I come from a large family. My parents, who came from Saskatchewan, had 16 siblings between them; my first cousins number somewhere north of thirty, not even counting the quasi-adoptees and step-relations large families attract. Most of this horde crossed the border into Alberta at some point, although some have retreated to the new, enterprising post-socialist Saskatchewan. Nearly all of my parents’ brothers and sisters with jobs outside the home had ones intimately related to oil: they were mechanics or toolpushes or drilling consultants. But as time goes by, the group seems to be drifting, subtly, further and further from wellheads and pipelines. Some are nurses or carpenters. One owns a hardware store. I write fancy nonsense like this for a living. My sister works at the public library. There’s even an artist. Many of us have no immediate need to check the price of oil every day, though we still do.

A society whose distance from and dependence on traditional oil production – a winner-take-all line of business, a business that breathes risk and exhales hard cash – can be expected to change in other ways. Alberta, since Leduc No. 1 came in in 1947, has attracted a self-selected, constantly in-flowing group of people looking to, in one way or another, profit from a resource frontier. That has given us a utilitarian political heritage, a mindset favourable to small government and the paramount status of economic competitiveness.

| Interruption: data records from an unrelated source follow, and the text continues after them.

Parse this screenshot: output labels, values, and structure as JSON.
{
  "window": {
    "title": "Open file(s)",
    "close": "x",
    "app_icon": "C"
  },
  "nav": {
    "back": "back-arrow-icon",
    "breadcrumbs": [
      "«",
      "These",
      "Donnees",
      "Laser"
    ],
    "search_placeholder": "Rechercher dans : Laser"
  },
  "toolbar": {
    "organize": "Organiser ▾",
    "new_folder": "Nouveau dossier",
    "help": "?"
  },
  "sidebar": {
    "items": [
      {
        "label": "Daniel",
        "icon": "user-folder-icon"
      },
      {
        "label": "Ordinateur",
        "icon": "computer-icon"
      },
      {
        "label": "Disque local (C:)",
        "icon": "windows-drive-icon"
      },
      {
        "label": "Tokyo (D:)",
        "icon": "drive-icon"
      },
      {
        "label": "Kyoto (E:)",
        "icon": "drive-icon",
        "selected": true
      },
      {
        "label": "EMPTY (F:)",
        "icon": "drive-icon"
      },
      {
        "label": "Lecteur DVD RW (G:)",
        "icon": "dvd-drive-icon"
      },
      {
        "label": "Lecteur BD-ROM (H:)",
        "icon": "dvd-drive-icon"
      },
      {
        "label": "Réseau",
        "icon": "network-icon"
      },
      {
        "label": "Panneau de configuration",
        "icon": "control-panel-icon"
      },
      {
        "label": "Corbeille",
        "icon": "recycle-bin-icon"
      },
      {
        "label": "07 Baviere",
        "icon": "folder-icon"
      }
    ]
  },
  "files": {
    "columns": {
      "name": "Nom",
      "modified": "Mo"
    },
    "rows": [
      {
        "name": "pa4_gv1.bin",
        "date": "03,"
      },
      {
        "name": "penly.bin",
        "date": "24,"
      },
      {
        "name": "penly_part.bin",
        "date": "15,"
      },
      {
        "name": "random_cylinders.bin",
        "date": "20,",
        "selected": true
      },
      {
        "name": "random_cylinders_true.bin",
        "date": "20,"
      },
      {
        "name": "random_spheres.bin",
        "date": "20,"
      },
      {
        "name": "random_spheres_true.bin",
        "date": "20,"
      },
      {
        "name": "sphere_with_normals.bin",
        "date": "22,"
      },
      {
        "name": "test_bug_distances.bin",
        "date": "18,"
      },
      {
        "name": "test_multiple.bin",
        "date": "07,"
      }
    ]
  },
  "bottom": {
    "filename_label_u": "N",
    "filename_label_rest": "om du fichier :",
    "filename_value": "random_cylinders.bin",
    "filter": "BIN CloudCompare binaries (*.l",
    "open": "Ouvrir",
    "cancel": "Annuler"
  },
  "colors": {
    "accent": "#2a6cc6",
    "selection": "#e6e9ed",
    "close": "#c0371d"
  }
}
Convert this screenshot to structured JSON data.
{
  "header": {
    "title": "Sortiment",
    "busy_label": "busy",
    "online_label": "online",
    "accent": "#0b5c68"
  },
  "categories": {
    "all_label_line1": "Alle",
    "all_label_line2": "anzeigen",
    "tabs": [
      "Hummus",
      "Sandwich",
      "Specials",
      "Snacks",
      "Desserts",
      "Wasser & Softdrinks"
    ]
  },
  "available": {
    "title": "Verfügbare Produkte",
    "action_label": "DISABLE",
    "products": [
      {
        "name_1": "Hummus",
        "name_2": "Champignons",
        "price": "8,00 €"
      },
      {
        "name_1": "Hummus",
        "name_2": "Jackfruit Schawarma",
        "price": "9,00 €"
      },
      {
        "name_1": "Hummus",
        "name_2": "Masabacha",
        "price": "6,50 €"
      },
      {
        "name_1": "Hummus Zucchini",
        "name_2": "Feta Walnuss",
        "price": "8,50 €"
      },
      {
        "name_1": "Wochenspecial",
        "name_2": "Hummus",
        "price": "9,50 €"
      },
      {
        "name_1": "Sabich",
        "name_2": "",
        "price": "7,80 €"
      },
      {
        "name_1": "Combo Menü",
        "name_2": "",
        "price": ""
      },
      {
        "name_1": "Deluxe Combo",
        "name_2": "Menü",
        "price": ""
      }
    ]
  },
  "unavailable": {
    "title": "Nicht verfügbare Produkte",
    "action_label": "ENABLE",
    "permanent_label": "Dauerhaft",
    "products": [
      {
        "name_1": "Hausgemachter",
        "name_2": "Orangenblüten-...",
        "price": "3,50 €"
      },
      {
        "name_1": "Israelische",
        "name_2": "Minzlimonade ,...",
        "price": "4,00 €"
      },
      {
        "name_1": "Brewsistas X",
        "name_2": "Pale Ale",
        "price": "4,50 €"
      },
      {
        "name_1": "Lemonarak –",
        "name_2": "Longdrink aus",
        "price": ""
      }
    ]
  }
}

But now we see social concerns becoming more prominent on the political agenda. An argument over “gay-straight alliances” in public schools was, rather quietly, one of the major political explosions of 2014 in Alberta; it played an underappreciated role in breaking up the Wildrose Party, reconfiguring the legislature, and perhaps forcing the governing PCs to adopt an entirely new electoral strategy – for they are certainly not running on the “right” anymore. In the past, could a liberal wedge issue have created such disorder in Alberta politics?

I have long thought the more settled societies of the East had a different politics from ours simply because they were, as a matter of simple fact, more settled. Quebec and Newfoundland are, by any reasonable definition, nations; Nova Scotia is, if not quite a nation, then an extended family. These are places where you might live a few miles from where your great-great-grandfather is buried, and where you might vote for the same party he did, perhaps under a different name.

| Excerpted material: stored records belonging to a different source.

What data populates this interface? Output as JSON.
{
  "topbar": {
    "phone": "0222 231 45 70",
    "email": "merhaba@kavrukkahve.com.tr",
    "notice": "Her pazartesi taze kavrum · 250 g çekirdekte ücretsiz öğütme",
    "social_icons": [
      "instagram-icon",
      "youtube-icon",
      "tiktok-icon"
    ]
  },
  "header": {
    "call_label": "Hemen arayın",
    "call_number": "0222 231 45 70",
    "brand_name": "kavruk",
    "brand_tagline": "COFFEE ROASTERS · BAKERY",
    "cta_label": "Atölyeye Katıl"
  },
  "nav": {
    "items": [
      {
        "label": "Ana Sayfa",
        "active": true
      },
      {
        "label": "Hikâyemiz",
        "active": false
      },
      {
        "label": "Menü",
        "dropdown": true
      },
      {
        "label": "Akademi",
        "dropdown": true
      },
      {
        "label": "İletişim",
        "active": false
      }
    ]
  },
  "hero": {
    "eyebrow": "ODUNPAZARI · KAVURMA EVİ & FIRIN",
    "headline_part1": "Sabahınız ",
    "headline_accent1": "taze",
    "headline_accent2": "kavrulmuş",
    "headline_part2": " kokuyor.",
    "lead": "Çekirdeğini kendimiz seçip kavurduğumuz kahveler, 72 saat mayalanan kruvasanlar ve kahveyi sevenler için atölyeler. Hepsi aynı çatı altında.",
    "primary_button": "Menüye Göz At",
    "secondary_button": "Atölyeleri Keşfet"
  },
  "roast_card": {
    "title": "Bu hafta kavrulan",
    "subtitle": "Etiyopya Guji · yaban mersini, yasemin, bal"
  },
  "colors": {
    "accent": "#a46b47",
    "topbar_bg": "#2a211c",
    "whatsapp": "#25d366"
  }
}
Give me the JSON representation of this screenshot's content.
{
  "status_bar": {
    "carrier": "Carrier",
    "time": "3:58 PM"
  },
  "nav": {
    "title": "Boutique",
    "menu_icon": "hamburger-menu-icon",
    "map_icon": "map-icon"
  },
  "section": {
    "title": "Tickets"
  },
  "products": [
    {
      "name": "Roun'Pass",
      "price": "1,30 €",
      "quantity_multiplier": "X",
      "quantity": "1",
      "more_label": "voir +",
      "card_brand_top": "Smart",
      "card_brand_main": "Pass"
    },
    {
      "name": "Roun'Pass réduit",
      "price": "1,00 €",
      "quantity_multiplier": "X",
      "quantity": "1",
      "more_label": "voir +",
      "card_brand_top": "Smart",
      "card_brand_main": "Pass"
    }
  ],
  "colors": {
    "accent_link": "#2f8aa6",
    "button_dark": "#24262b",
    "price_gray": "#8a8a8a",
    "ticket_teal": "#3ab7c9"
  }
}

It is natural in those places for government to take on the form and values of a family—to prioritize welfare over competitiveness; to be suspicious of inequality; to sacrifice economic growth, as families do every day, for comfort. It is more natural for Quebec to consider the interests of posterity when regulating natural-resource development than it is for Alberta. The Quebecois are a distinct variety of humankind in a way “Albertans” are not.

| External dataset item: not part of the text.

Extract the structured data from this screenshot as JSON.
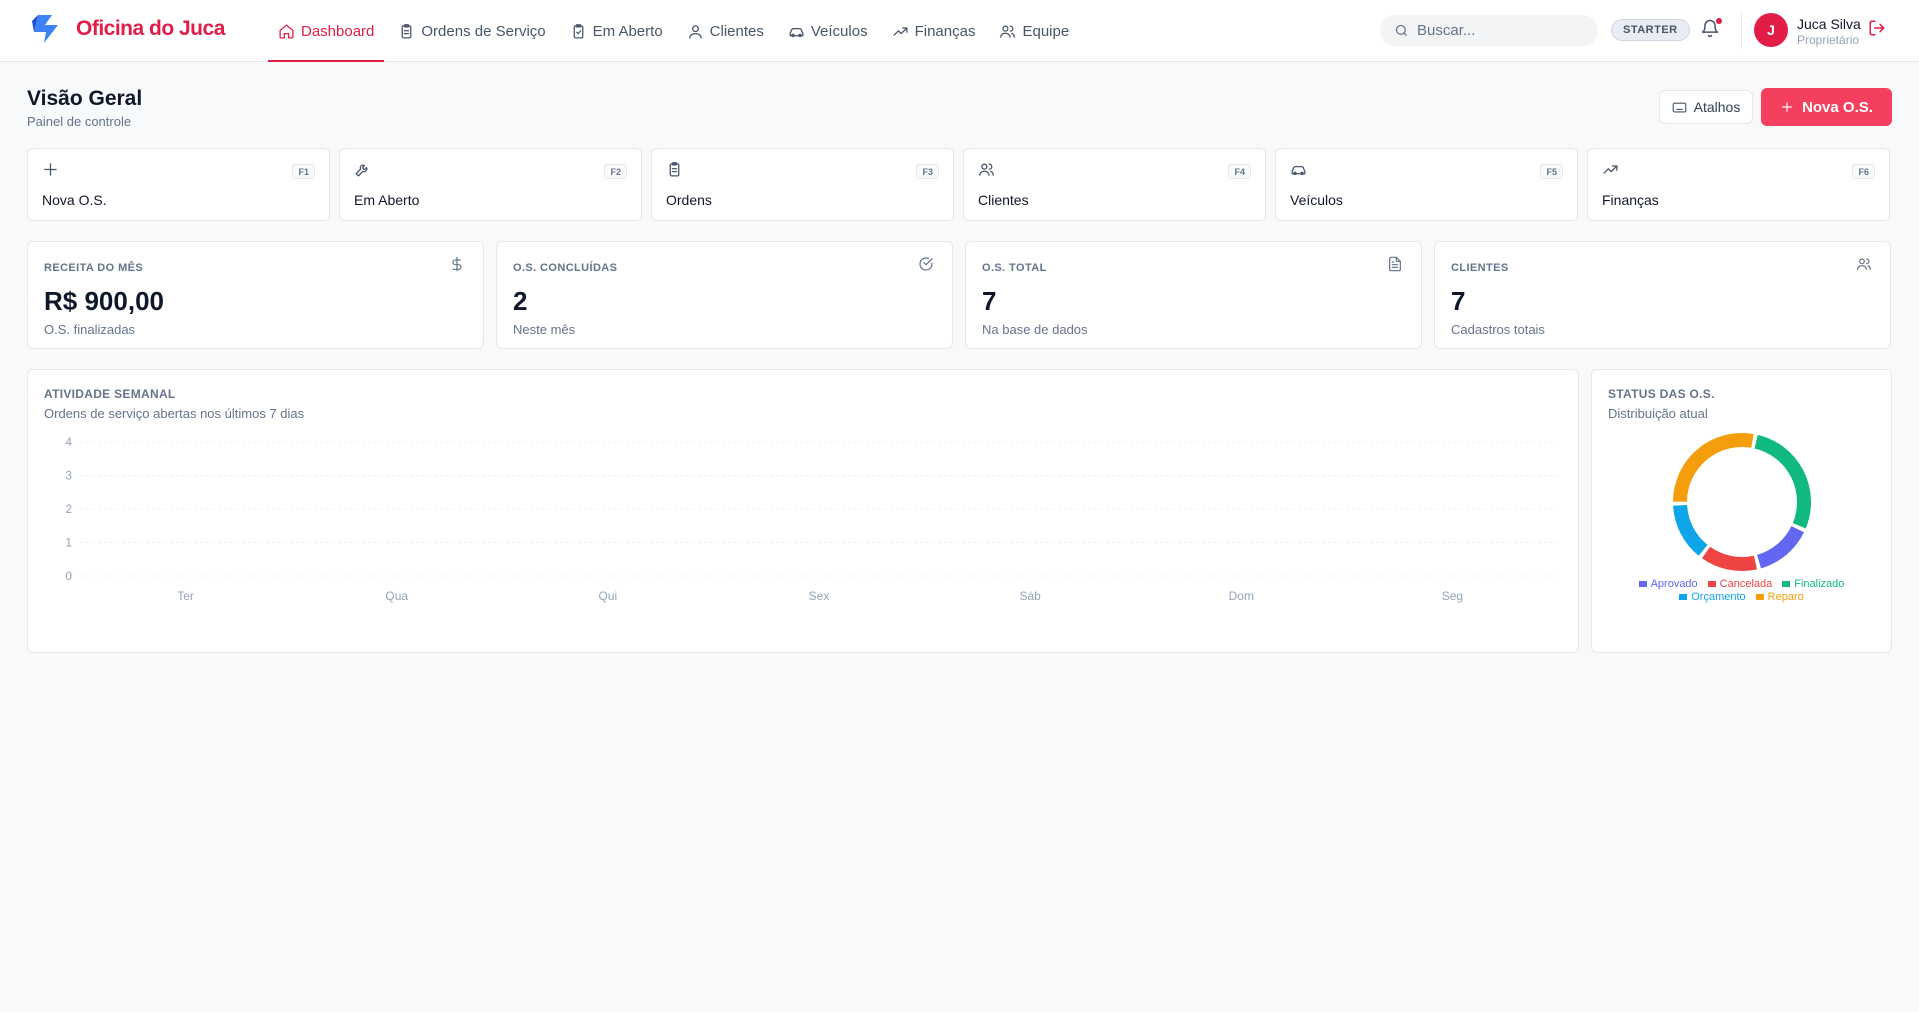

But maybe the Prentice budget is a sign that we are “settling” – evolving to become more like those Eastern societies whose voting patterns have heretofore been mysterious and vexing to us. The Prentice budget, in departing from flat taxation, practically announced that we are to have social classes now: that the poor are not to think of themselves as the rich-to-be, but as claimants on the rich. The price of economic diversification is that Albertans will no longer think of themselves as united in one grand economic project. Surely a new social order, more like those of our neighbours, almost cannot help emerging. I mourn, knowing nothing can last forever: it was all, as Kipling foretold, valiant dust that builds on dust.

~

Colby Cosh is a columnist for Maclean’s Magazine.